Charlie’s attachment to his own family is a puzzle to Willy and, for a time, it raises a barrier to their becoming friends. It is Charlie who finally reunites Willy with his father and shows him what has been missing from his life. Willy crosses over to a fuller life without losing his own persona in a way that Edward Scissorhands could never do. Is ‘Charlie’ Burton’s apologia for a career of scorning normality and familial happiness?
‘Nightmare’ also parallels Sleepy Hollow, Burton’s movie based on the poem by Washington Irving. Jack Skellington’s obsessive analysis of Christmas puts me in mind of the quest of detective Ichabod Crane (Johnny Depp) to find a rational explanation for the origin of the headless horseman.
Ichabod's denial of the supernatural is firmly quashed when he finally sees the headless horseman himself. Indeed, his insistence on rationality is nearly his undoing, and that of the very people he came to save. It is not a large step to see Burton, maker of fantasy movies, transposing his persona to movie characters who are quite literally forced to swallow a dollop of the supernatural in order to make sense of this life.

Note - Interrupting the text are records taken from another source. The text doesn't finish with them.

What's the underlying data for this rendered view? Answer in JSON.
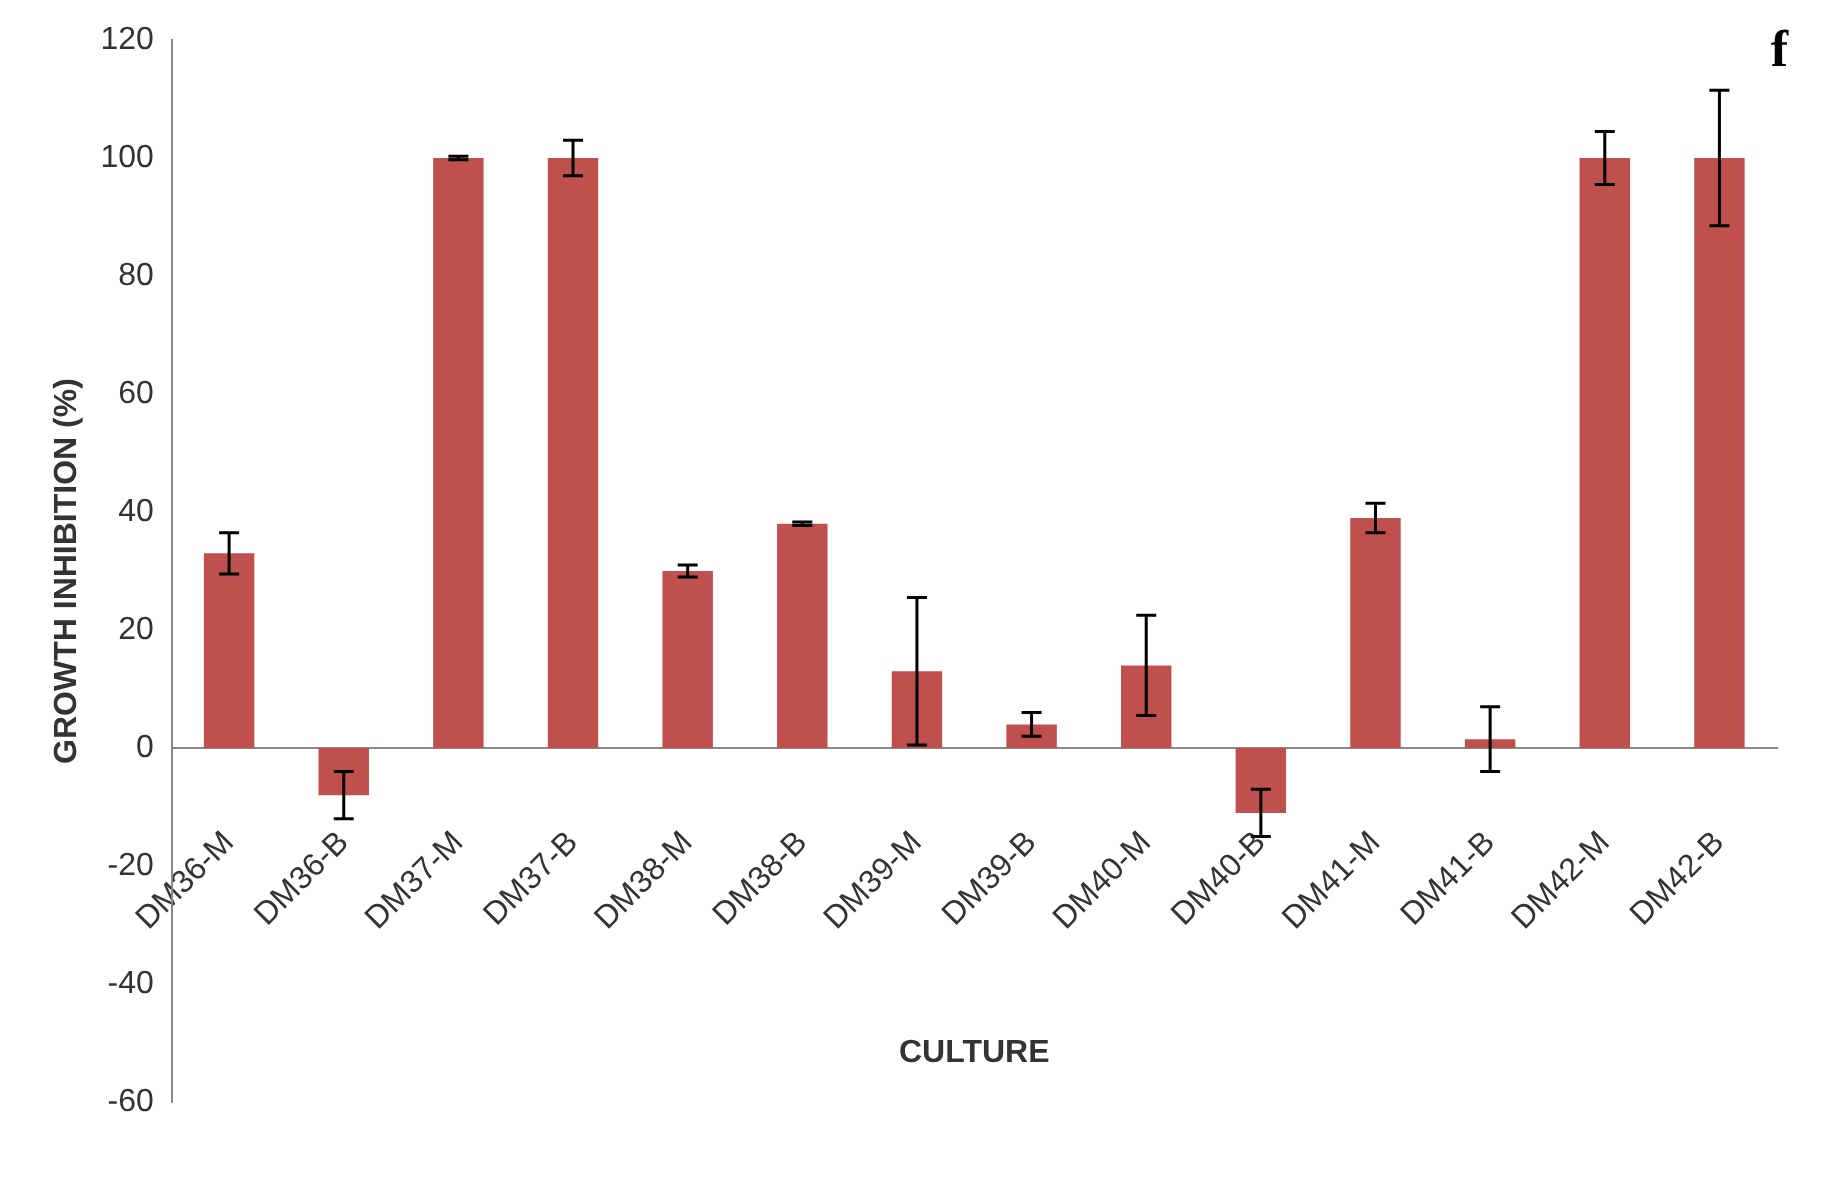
{
  "chart_data": {
    "type": "bar",
    "xlabel": "CULTURE",
    "ylabel": "GROWTH INHIBITION (%)",
    "categories": [
      "DM36-M",
      "DM36-B",
      "DM37-M",
      "DM37-B",
      "DM38-M",
      "DM38-B",
      "DM39-M",
      "DM39-B",
      "DM40-M",
      "DM40-B",
      "DM41-M",
      "DM41-B",
      "DM42-M",
      "DM42-B"
    ],
    "values": [
      33,
      -8,
      100,
      100,
      30,
      38,
      13,
      4,
      14,
      -11,
      39,
      1.5,
      100,
      100
    ],
    "errors": [
      3.5,
      4,
      0.3,
      3,
      1,
      0.3,
      12.5,
      2,
      8.5,
      4,
      2.5,
      5.5,
      4.5,
      11.5
    ],
    "color": "#c0504d",
    "ylim": [
      -60,
      120
    ],
    "yticks": [
      -60,
      -40,
      -20,
      0,
      20,
      40,
      60,
      80,
      100,
      120
    ],
    "grid": false,
    "legend": false,
    "annotations": [
      "f"
    ]
  }
}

It is significant also that one of his movies Ed Wood, is about the film producer Ed Wood. This is Burton’s way of paying homage to another (much less successful) producer and his, Wood's, attempts at adding a dimension of fantasy to the lives of the people around him.
The movies of Tim Burton may not fall easily into any known genre but each comes wrapped about its own message. The Corpse Bride is due for release this autumn and I can’t wait to find out what Burton has to tell us next.